Y ese sueño ella no estuvo dispuesta a concedérmelo. Alguien le había dicho alguna vez que el olor de su coño humedecido y caliente era demasiado intenso y ella, herida por aquellas palabras, había decidido escamotear a todos los amantes que vinieron tras aquél (o, al menos a mí) lo que yo consideraba un sublime placer. Ella me concedía el placer de lamer mi polla. Incluso el de dejar que me fuera dentro de su boca. Ella me concedía el placer de lamer mi ano mientras me hacía la más soberana de las pajas.

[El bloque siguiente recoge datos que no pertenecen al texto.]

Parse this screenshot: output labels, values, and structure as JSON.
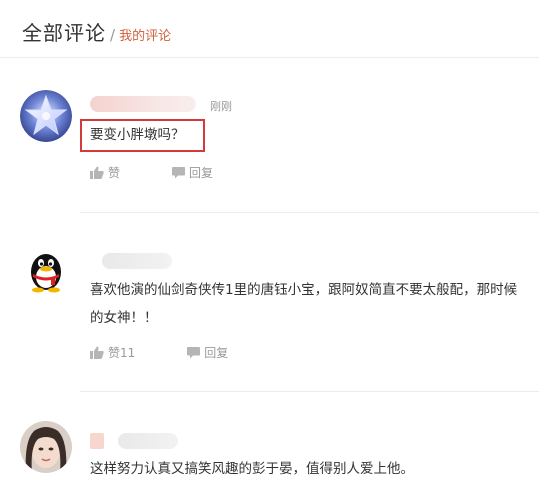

Ella me cabalgaba durante el breve espacio de tiempo en que yo sentía cómo una oleada de fuego me trepaba piernas arriba convirtiendo mi rabo en una fuente de lefa. Eso hubiera servido muy probablemente para hacer feliz al más caliente de los hombres. Pero yo no era cualquiera. Yo era el hombre que soñaba con comer coños. Y, lo peor de todo, yo era el hombre que ni una sola vez consiguió llevar a su pareja hasta el orgasmo. Intentaba masturbarla con los dedos y ella se negaba. Sabía que detrás de aquel interés estaba el deseo de llevarme después los dedos a la boca para saborear así, de manera indirecta, lo que yo consideraba el mejor de los elixires. Por eso no me dejaba. En resumen: que aquella incapacidad para llevar al orgasmo vino a poner la guinda a otra serie de problemas de entendimiento general que ahora no vienen a tiempo. Ella podía haber escogido muchas maneras de dejarme (seguramente motivos no le faltaban), pero escogió la más hiriente. “No sirves ni para follar”, me dijo. Y yo me quedé con las ganas de saborear su coño y con la autoestima echa añicos. Delante de mí solo quedaba un desierto de desolación del que solo pude salir cuando conocí a Carmen, la misma Carmen que ahora, seguramente, estaba buscando el momento idóneo para decirme adiós.